The quality of light is also central to him: so he avoids blue light from screens as much as possible because it disturbs sleep and creates stress. To remedy this he uses working with amber lenses to warm the light emitted by the monitor, an effect that can also be achieved for some time anyway by automatically adjusting the light temperature of screens according to the time of day.
What if it’s bad outside? We bring nature indoor, of course! In fact, Riddle recommends surrounding ourselves with plants that purify the air and have a calming effect on our minds.
Well, that’s easy considering his job.
That’s true, however, it is also true that what he suggests is just his typical day, made up of elements and nodal points. Nothing prohibits from using it as a menu from which to choose what you reasonably can do.

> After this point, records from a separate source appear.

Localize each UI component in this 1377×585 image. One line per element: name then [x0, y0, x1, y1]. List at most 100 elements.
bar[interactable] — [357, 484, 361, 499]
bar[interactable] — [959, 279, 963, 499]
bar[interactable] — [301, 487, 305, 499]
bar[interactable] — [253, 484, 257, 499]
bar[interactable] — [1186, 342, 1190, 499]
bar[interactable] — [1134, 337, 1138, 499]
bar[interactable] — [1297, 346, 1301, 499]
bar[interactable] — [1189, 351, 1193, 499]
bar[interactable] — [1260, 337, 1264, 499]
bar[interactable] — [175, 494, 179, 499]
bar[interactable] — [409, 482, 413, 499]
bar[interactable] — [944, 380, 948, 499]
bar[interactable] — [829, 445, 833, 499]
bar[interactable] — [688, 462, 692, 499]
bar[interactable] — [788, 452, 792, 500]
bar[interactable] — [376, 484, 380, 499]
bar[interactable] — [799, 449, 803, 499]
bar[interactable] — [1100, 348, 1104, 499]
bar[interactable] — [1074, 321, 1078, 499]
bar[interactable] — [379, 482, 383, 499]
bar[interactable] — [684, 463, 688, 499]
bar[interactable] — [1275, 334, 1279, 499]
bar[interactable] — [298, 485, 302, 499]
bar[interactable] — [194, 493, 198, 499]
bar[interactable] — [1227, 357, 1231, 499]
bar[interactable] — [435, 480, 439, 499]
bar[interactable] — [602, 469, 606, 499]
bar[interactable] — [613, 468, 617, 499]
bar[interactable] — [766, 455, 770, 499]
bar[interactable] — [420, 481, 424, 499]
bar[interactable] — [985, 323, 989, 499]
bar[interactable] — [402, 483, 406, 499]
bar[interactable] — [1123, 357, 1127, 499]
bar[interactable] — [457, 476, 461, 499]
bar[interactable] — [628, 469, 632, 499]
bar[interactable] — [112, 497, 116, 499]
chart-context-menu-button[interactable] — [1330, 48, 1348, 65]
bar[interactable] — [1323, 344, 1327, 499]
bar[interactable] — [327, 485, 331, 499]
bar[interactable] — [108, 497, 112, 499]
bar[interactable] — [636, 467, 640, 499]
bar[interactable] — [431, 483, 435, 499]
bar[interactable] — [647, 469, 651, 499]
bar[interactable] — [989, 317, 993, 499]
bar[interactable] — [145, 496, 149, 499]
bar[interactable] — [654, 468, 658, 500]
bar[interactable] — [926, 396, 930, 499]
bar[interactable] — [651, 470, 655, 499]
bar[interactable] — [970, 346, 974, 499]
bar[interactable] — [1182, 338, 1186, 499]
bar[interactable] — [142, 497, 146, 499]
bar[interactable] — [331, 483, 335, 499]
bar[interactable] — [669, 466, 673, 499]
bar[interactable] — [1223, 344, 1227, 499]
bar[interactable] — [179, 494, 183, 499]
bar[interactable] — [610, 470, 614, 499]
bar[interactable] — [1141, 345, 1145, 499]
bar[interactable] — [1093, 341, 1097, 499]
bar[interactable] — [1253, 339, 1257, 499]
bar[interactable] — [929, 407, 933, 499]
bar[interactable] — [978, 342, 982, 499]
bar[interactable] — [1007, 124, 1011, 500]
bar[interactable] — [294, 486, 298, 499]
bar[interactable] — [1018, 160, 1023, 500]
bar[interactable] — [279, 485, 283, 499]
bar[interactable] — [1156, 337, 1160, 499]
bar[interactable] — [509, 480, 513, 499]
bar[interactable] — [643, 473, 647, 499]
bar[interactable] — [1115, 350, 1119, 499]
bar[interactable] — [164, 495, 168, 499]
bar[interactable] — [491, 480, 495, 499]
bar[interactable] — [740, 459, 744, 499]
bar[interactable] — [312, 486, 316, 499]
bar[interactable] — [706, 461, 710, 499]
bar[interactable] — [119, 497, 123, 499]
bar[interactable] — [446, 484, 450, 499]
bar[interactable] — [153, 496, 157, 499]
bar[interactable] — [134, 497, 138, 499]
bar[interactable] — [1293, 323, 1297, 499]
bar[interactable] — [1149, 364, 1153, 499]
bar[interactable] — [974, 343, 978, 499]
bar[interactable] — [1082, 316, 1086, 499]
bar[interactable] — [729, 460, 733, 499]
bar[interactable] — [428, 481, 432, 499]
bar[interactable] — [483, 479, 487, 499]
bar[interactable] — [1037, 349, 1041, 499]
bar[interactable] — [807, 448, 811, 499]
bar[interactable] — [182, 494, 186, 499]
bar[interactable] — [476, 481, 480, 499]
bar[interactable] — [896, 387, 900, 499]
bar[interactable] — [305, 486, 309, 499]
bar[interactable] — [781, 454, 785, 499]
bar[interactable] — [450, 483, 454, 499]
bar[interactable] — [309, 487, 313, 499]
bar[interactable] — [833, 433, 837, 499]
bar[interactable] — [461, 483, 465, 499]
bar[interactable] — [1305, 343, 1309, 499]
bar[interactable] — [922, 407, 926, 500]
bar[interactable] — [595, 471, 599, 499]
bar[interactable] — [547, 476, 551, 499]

Maybe you don’t have the opportunity to do hours of exercise and walking/running early in the morning but you can always apply his 25-minute rule and then get up and walk a little bit to work or you can always leave some room for yourself between appointments. You can make call outdoors, walking in the meantime.
It’s about doing something revolutionary and yet so simple: in addition to your work commitments, put in your calendar something equally important and yet overlooked, and that is the so-called “me time,” that is, the time you devote to yourself. To not go crazy and thus be more rested and relaxed when working.
It seems impossible until you try it.